Austin, Texas, May 5, 2008 – Early on a recent Sunday morning in downtown Austin an aerial ballet of flying steel was staged on a barricaded stretch of Colorado Street adjacent to the Chase Building, 221 West Sixth Street. This unusual ballet featured an impressive array of props, a gritty crew of ironworkers, and a supporting cast under the direction of local general contractor SpawMaxwell.

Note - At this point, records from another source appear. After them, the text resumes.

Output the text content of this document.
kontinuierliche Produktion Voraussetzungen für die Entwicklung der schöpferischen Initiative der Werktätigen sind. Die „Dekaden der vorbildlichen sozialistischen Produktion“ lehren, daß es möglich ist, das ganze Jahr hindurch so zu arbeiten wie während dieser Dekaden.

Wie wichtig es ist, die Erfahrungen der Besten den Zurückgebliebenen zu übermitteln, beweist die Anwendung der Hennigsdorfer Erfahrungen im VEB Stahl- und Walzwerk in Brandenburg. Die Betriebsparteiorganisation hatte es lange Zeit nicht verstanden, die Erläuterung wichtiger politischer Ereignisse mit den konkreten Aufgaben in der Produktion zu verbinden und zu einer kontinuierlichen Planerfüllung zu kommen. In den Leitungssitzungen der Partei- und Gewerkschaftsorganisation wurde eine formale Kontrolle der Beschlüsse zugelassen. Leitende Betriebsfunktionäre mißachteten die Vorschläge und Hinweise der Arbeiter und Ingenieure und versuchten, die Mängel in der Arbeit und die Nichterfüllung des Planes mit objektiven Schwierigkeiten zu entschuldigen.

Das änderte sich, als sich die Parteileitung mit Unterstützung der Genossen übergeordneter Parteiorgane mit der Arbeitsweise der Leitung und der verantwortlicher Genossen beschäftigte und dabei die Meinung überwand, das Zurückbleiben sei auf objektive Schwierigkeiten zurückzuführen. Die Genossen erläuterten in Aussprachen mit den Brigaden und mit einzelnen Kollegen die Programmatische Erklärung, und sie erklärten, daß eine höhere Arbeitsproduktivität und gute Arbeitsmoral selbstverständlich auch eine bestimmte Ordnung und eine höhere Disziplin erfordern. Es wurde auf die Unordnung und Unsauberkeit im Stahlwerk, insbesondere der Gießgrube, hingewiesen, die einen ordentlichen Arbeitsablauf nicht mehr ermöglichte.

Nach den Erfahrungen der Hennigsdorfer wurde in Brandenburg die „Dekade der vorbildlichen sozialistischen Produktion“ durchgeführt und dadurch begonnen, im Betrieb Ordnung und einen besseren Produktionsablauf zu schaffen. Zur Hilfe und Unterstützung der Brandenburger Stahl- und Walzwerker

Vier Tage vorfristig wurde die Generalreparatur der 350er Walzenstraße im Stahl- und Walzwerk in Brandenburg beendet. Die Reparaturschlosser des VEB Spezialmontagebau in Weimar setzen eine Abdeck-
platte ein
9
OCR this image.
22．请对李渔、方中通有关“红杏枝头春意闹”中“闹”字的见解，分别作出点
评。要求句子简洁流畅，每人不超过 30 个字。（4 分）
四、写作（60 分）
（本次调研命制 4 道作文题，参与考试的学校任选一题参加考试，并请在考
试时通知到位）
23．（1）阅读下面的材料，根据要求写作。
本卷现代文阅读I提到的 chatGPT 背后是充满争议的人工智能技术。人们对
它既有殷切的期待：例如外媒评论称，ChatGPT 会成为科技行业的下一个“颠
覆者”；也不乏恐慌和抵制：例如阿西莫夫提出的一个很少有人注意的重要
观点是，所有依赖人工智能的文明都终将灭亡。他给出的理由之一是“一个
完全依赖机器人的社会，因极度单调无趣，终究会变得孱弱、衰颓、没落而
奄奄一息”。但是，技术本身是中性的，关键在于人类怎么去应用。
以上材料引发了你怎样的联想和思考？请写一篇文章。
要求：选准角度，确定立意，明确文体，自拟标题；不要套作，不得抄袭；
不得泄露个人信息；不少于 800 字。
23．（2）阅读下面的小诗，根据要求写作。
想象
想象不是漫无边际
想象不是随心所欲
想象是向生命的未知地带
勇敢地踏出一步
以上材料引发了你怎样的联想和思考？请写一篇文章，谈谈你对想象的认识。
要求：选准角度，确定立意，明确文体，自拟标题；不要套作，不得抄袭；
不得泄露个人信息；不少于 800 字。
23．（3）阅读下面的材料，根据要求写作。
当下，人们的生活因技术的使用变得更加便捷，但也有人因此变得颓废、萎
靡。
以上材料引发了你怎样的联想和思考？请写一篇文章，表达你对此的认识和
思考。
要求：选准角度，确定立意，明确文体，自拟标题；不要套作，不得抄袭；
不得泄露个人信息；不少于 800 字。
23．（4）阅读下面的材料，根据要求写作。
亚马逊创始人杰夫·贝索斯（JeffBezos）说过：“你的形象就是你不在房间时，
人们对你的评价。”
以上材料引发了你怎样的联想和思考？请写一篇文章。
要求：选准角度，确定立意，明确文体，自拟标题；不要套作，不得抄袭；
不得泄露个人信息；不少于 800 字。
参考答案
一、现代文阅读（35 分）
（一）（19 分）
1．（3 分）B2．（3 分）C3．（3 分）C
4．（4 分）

This particular dance in construction parlance is called a “steel pick.” Patriot Erectors, Inc. of Kyle provided the choreography. The main prop: a 360 ton “crawler” crane with a reach of 335 linear feet stacked with 75 tons of steel plates as a counter balance. The crane operator’s target for the 11 “picks” was a four foot opening at the 17th level of the Chase Building where two windows had been removed – one for safety reasons – and the other to accept the steel beams that will support an internal staircase in an office between levels 16 & 17.   

The Austin office of Gensler served as project architects with Walter P. Moore providing the structural engineering for the complex project. 

 

The intense planning and coordination of a production of this magnitude paid off in near flawless execution (a temper mental crane slowed the dance by about 3 hours) for SpawMaxwell Superintendent David Perez, who is running the 33,000 square foot office build-out for client RGM Advisors, LLC, a proprietary trading firm that applies scientific methods and computing power to trading financial instruments around the world. In addition to securing the area, Perez briefed the fire department, police, building security, and hired a project safety auditor. Nothing was left to chance.   

To get ready for the main event, crews from Texas Curb Cut chewed through 2-feet of concrete and rebar over five nights, yielding about 25 tons of concrete chunks that were removed from the building. The effort produced an 800 square foot hole large enough to accept the unruly lengths of steel for the staircase. “Concrete cutters work extremely hard,” Perez said. “The only thing to do is get the best cutters you can find and stay out of their way.”